Dataset has to be parsed as numeric beforehand.
-
dataclean.
infer_feature_type
(feature)¶ Infer data types for the given feature using simple logic.
Possible data types to infer: boolean, date, float, integer, string Feature that is not either a boolean, a date, a float or an integer, is classified as a string.
Parameters: feature : array-like
A feature/attribute vector.
Returns: data_type : string
The data type of the given feature/attribute.
-
dataclean.
missing_preprocess
(features, df=None)¶ Drops the redundant information.
Redundant information is dropped before imputation. Detects and drops empty rows. Detects features and instances with extreme large proportion of missing data and reports to the user.
Parameters: features : list
List of feature names.
df : DataFrame
Returns: df : DataFrame
New DataFrame where redundant information may have been deleted.
features_new: list
List of feature names after preprocessing.
-
dataclean.
plot_feature_importances
(dataset_name, features, importances, indices)¶ Plot the 15 most important features.
-
dataclean.
predict_best_anomaly_algorithm
(X, y)¶ Predicts best anomaly detection algorithm.
Recommends the best anomaly detection algorithm to the user given the characteristics of the dataset. The following algorithms are considered: 0: isolation forest; 1: local outlier factor; 2: one class support vector machine.
-
dataclean.
show_important_features
(X, y, data_name, features)¶ Show the most important features of the given dataset.
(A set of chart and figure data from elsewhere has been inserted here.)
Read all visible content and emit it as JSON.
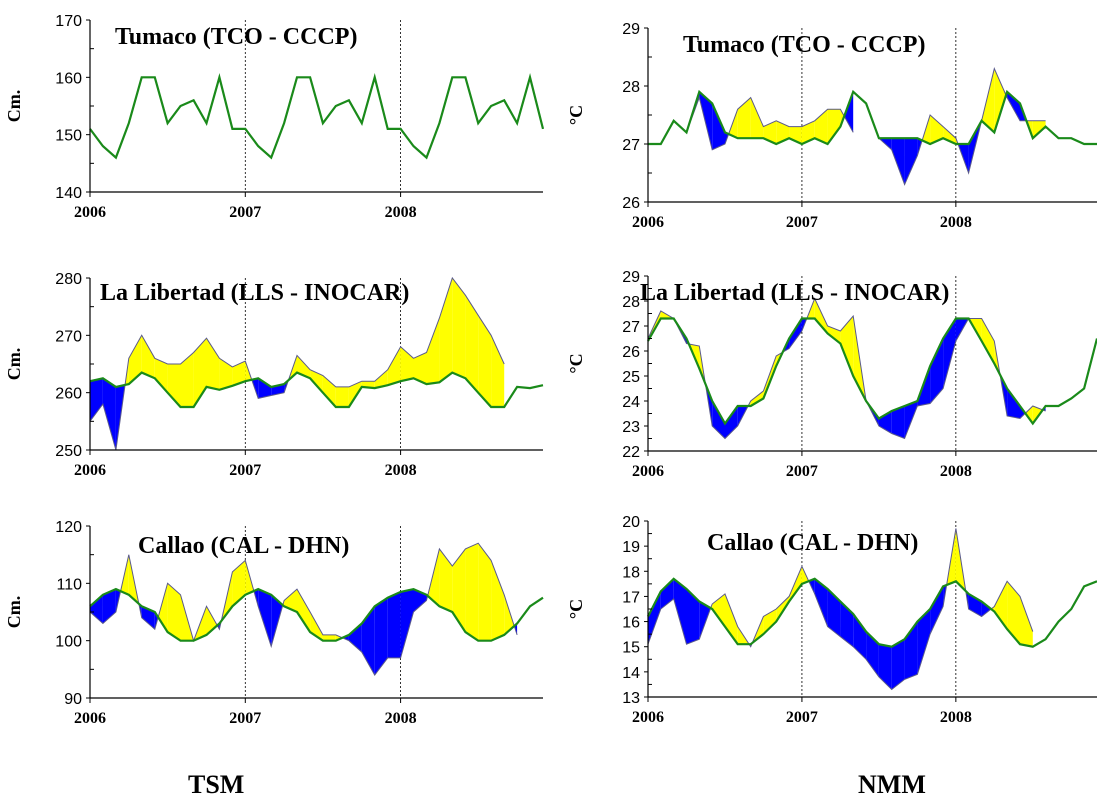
{
  "column_labels": {
    "left": "TSM",
    "right": "NMM"
  },
  "colors": {
    "above": "#ffff00",
    "below": "#0000ff",
    "observed_line": "#5a5a8a",
    "reference_line": "#1a8a1a"
  },
  "chart_data": [
    {
      "type": "area",
      "title": "Tumaco (TCO - CCCP)",
      "ylabel": "Cm.",
      "ylim": [
        140,
        170
      ],
      "yticks": [
        140,
        150,
        160,
        170
      ],
      "xlim": [
        2006,
        2008.917
      ],
      "xtick_labels": [
        "2006",
        "2007",
        "2008"
      ],
      "grid": "dashed year lines",
      "x": [
        2006,
        2006.083,
        2006.167,
        2006.25,
        2006.333,
        2006.417,
        2006.5,
        2006.583,
        2006.667,
        2006.75,
        2006.833,
        2006.917,
        2007,
        2007.083,
        2007.167,
        2007.25,
        2007.333,
        2007.417,
        2007.5,
        2007.583,
        2007.667,
        2007.75,
        2007.833,
        2007.917,
        2008,
        2008.083,
        2008.167,
        2008.25,
        2008.333,
        2008.417,
        2008.5,
        2008.583,
        2008.667,
        2008.75,
        2008.833,
        2008.917
      ],
      "series": [
        {
          "values": [
            151,
            148,
            146,
            152,
            160,
            160,
            152,
            155,
            156,
            152,
            160,
            151,
            151,
            148,
            146,
            152,
            160,
            160,
            152,
            155,
            156,
            152,
            160,
            151,
            151,
            148,
            146,
            152,
            160,
            160,
            152,
            155,
            156,
            152,
            160,
            151
          ]
        },
        {
          "values": [
            151,
            148,
            146,
            152,
            160,
            160,
            152,
            155,
            156,
            152,
            160,
            151,
            151,
            148,
            146,
            152,
            160,
            160,
            152,
            155,
            156,
            152,
            160,
            151,
            151,
            148,
            146,
            152,
            160,
            160,
            152,
            155,
            156,
            152,
            160,
            151
          ]
        }
      ]
    },
    {
      "type": "area",
      "title": "Tumaco (TCO - CCCP)",
      "ylabel": "°C",
      "ylim": [
        26,
        29
      ],
      "yticks": [
        26,
        27,
        28,
        29
      ],
      "xlim": [
        2006,
        2008.917
      ],
      "xtick_labels": [
        "2006",
        "2007",
        "2008"
      ],
      "grid": "dashed year lines",
      "x": [
        2006,
        2006.083,
        2006.167,
        2006.25,
        2006.333,
        2006.417,
        2006.5,
        2006.583,
        2006.667,
        2006.75,
        2006.833,
        2006.917,
        2007,
        2007.083,
        2007.167,
        2007.25,
        2007.333,
        2007.417,
        2007.5,
        2007.583,
        2007.667,
        2007.75,
        2007.833,
        2007.917,
        2008,
        2008.083,
        2008.167,
        2008.25,
        2008.333,
        2008.417,
        2008.5,
        2008.583,
        2008.667,
        2008.75,
        2008.833,
        2008.917
      ],
      "series": [
        {
          "values": [
            27,
            27,
            27.4,
            27.2,
            27.9,
            27.7,
            27.2,
            27.1,
            27.1,
            27.1,
            27,
            27.1,
            27,
            27.1,
            27,
            27.3,
            27.9,
            27.7,
            27.1,
            27.1,
            27.1,
            27.1,
            27,
            27.1,
            27,
            27,
            27.4,
            27.2,
            27.9,
            27.7,
            27.1,
            27.3,
            27.1,
            27.1,
            27,
            27
          ]
        },
        {
          "values": [
            27,
            27,
            27.4,
            27.2,
            27.8,
            26.9,
            27,
            27.6,
            27.8,
            27.3,
            27.4,
            27.3,
            27.3,
            27.4,
            27.6,
            27.6,
            27.2,
            null,
            27.1,
            26.9,
            26.3,
            26.8,
            27.5,
            27.3,
            27.1,
            26.5,
            27.4,
            28.3,
            27.8,
            27.4,
            27.4,
            27.4,
            null,
            null,
            null,
            null
          ]
        }
      ]
    },
    {
      "type": "area",
      "title": "La Libertad (LLS - INOCAR)",
      "ylabel": "Cm.",
      "ylim": [
        250,
        280
      ],
      "yticks": [
        250,
        260,
        270,
        280
      ],
      "xlim": [
        2006,
        2008.917
      ],
      "xtick_labels": [
        "2006",
        "2007",
        "2008"
      ],
      "grid": "dashed year lines",
      "x": [
        2006,
        2006.083,
        2006.167,
        2006.25,
        2006.333,
        2006.417,
        2006.5,
        2006.583,
        2006.667,
        2006.75,
        2006.833,
        2006.917,
        2007,
        2007.083,
        2007.167,
        2007.25,
        2007.333,
        2007.417,
        2007.5,
        2007.583,
        2007.667,
        2007.75,
        2007.833,
        2007.917,
        2008,
        2008.083,
        2008.167,
        2008.25,
        2008.333,
        2008.417,
        2008.5,
        2008.583,
        2008.667,
        2008.75,
        2008.833,
        2008.917
      ],
      "series": [
        {
          "values": [
            262,
            262.5,
            261,
            261.5,
            263.5,
            262.5,
            260,
            257.5,
            257.5,
            261,
            260.5,
            261.2,
            262,
            262.5,
            261,
            261.5,
            263.5,
            262.5,
            260,
            257.5,
            257.5,
            261,
            260.8,
            261.3,
            262,
            262.5,
            261.5,
            261.8,
            263.5,
            262.5,
            260,
            257.5,
            257.5,
            261,
            260.8,
            261.3
          ]
        },
        {
          "values": [
            255,
            258,
            250,
            266,
            270,
            266,
            265,
            265,
            267,
            269.5,
            266,
            264.5,
            265.5,
            259,
            259.5,
            260,
            266.5,
            264,
            263,
            261,
            261,
            262,
            262,
            264,
            268,
            266,
            267,
            273,
            280,
            277,
            273.5,
            270,
            265,
            null,
            null,
            null
          ]
        }
      ]
    },
    {
      "type": "area",
      "title": "La Libertad (LLS - INOCAR)",
      "ylabel": "°C",
      "ylim": [
        22,
        29
      ],
      "yticks": [
        22,
        23,
        24,
        25,
        26,
        27,
        28,
        29
      ],
      "xlim": [
        2006,
        2008.917
      ],
      "xtick_labels": [
        "2006",
        "2007",
        "2008"
      ],
      "grid": "dashed year lines",
      "x": [
        2006,
        2006.083,
        2006.167,
        2006.25,
        2006.333,
        2006.417,
        2006.5,
        2006.583,
        2006.667,
        2006.75,
        2006.833,
        2006.917,
        2007,
        2007.083,
        2007.167,
        2007.25,
        2007.333,
        2007.417,
        2007.5,
        2007.583,
        2007.667,
        2007.75,
        2007.833,
        2007.917,
        2008,
        2008.083,
        2008.167,
        2008.25,
        2008.333,
        2008.417,
        2008.5,
        2008.583,
        2008.667,
        2008.75,
        2008.833,
        2008.917
      ],
      "series": [
        {
          "values": [
            26.4,
            27.3,
            27.3,
            26.5,
            25.3,
            24,
            23.1,
            23.8,
            23.8,
            24.1,
            25.4,
            26.5,
            27.3,
            27.3,
            26.7,
            26.3,
            25,
            24,
            23.3,
            23.6,
            23.8,
            24,
            25.4,
            26.5,
            27.3,
            27.3,
            26.4,
            25.5,
            24.5,
            23.8,
            23.1,
            23.8,
            23.8,
            24.1,
            24.5,
            26.5
          ]
        },
        {
          "values": [
            26.5,
            27.6,
            27.3,
            26.3,
            26.2,
            23,
            22.5,
            23,
            24,
            24.4,
            25.8,
            26.1,
            26.8,
            28.1,
            27,
            26.8,
            27.4,
            24,
            23,
            22.7,
            22.5,
            23.8,
            23.9,
            24.5,
            26.4,
            27.3,
            27.3,
            26.4,
            23.4,
            23.3,
            23.8,
            23.6,
            null,
            null,
            null,
            null
          ]
        }
      ]
    },
    {
      "type": "area",
      "title": "Callao (CAL - DHN)",
      "ylabel": "Cm.",
      "ylim": [
        90,
        120
      ],
      "yticks": [
        90,
        100,
        110,
        120
      ],
      "xlim": [
        2006,
        2008.917
      ],
      "xtick_labels": [
        "2006",
        "2007",
        "2008"
      ],
      "grid": "dashed year lines",
      "x": [
        2006,
        2006.083,
        2006.167,
        2006.25,
        2006.333,
        2006.417,
        2006.5,
        2006.583,
        2006.667,
        2006.75,
        2006.833,
        2006.917,
        2007,
        2007.083,
        2007.167,
        2007.25,
        2007.333,
        2007.417,
        2007.5,
        2007.583,
        2007.667,
        2007.75,
        2007.833,
        2007.917,
        2008,
        2008.083,
        2008.167,
        2008.25,
        2008.333,
        2008.417,
        2008.5,
        2008.583,
        2008.667,
        2008.75,
        2008.833,
        2008.917
      ],
      "series": [
        {
          "values": [
            106,
            108,
            109,
            108,
            106,
            105,
            101.5,
            100,
            100,
            101,
            103,
            106,
            108,
            109,
            108,
            106,
            105,
            101.5,
            100,
            100,
            101,
            103,
            106,
            107.5,
            108.5,
            109,
            108,
            106,
            105,
            101.5,
            100,
            100,
            101,
            103,
            106,
            107.5
          ]
        },
        {
          "values": [
            105,
            103,
            105,
            115,
            104,
            102,
            110,
            108,
            100,
            106,
            102,
            112,
            114,
            106,
            99,
            107,
            109,
            105,
            101,
            101,
            100,
            98,
            94,
            97,
            97,
            105,
            107,
            116,
            113,
            116,
            117,
            114,
            108,
            101,
            null,
            null
          ]
        }
      ]
    },
    {
      "type": "area",
      "title": "Callao (CAL - DHN)",
      "ylabel": "°C",
      "ylim": [
        13,
        20
      ],
      "yticks": [
        13,
        14,
        15,
        16,
        17,
        18,
        19,
        20
      ],
      "xlim": [
        2006,
        2008.917
      ],
      "xtick_labels": [
        "2006",
        "2007",
        "2008"
      ],
      "grid": "dashed year lines",
      "x": [
        2006,
        2006.083,
        2006.167,
        2006.25,
        2006.333,
        2006.417,
        2006.5,
        2006.583,
        2006.667,
        2006.75,
        2006.833,
        2006.917,
        2007,
        2007.083,
        2007.167,
        2007.25,
        2007.333,
        2007.417,
        2007.5,
        2007.583,
        2007.667,
        2007.75,
        2007.833,
        2007.917,
        2008,
        2008.083,
        2008.167,
        2008.25,
        2008.333,
        2008.417,
        2008.5,
        2008.583,
        2008.667,
        2008.75,
        2008.833,
        2008.917
      ],
      "series": [
        {
          "values": [
            16.2,
            17.2,
            17.7,
            17.3,
            16.8,
            16.5,
            15.8,
            15.1,
            15.1,
            15.5,
            16,
            16.8,
            17.5,
            17.7,
            17.3,
            16.8,
            16.3,
            15.6,
            15.1,
            15,
            15.3,
            16,
            16.5,
            17.4,
            17.6,
            17.1,
            16.8,
            16.4,
            15.7,
            15.1,
            15,
            15.3,
            16,
            16.5,
            17.4,
            17.6
          ]
        },
        {
          "values": [
            15.1,
            16.5,
            16.9,
            15.1,
            15.3,
            16.7,
            17.1,
            15.8,
            15,
            16.2,
            16.5,
            17,
            18.2,
            17.1,
            15.8,
            15.4,
            15,
            14.5,
            13.8,
            13.3,
            13.7,
            13.9,
            15.5,
            16.6,
            19.7,
            16.5,
            16.2,
            16.6,
            17.6,
            17,
            15.6,
            null,
            null,
            null,
            null,
            null
          ]
        }
      ]
    }
  ]
}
Computes the most important features of the given dataset using random forest, and present the 15 most useful features to the user with a bar chart.
Parameters: X : array-like, shape (n_samples, n_features)
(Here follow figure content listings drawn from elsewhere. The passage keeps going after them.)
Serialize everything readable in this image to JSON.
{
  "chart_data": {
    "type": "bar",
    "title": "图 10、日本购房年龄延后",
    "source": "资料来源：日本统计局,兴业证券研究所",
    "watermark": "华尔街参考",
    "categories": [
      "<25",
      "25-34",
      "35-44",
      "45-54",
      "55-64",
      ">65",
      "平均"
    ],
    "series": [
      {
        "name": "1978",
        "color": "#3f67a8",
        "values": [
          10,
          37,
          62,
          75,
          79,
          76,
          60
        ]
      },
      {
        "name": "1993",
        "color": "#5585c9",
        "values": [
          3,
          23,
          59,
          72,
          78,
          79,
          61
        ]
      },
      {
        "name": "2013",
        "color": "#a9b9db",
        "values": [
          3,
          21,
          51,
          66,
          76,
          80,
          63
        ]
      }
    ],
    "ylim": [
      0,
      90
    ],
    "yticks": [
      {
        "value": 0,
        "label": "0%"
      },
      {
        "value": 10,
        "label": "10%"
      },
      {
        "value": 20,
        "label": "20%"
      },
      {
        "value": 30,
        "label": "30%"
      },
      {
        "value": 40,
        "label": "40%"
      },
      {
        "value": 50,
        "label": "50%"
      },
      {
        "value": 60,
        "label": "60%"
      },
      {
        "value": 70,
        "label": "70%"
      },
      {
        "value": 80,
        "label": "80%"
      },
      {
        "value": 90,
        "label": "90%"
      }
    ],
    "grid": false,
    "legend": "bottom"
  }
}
Training vectors, where n_samples is the number of samples and n_features is the number of features.
y : array-like, shape (n_samples,)
Target values (class labels in classification, real numbers in regression).
data_name : string
Dataset name.
features : list
List of feature names.
-
dataclean.
show_statistical_info
(Xy)¶ Show statistical information of the given dataset
Parameters: Xy : array-like
-
dataclean.
train_metalearner
()¶ Train metalearner
-
dataclean.
unify_name_consistency
(names)¶ Unify inconsistent column names.
Parameters: names : list
List of original column names.
Returns: names : list
Unified column names.
-
dataclean.
visualize_missing
(df=None)¶ Visualize missing values.
The missingness of the dataset is visualized in bar chart, matrix and heatmap.
-
dataclean.
visualize_outliers_parallel_coordinates
(df_scaled, df_pred)¶ Visualizes high-dimensional outliers with a parallel coordinates plot.
-
dataclean.
visualize_outliers_scatter
(df, df_pred)¶ Visualizes high-dimensional outliers with a scatter plot.
Selects out the two features most likely to have outliers and shows them in a scatter plot.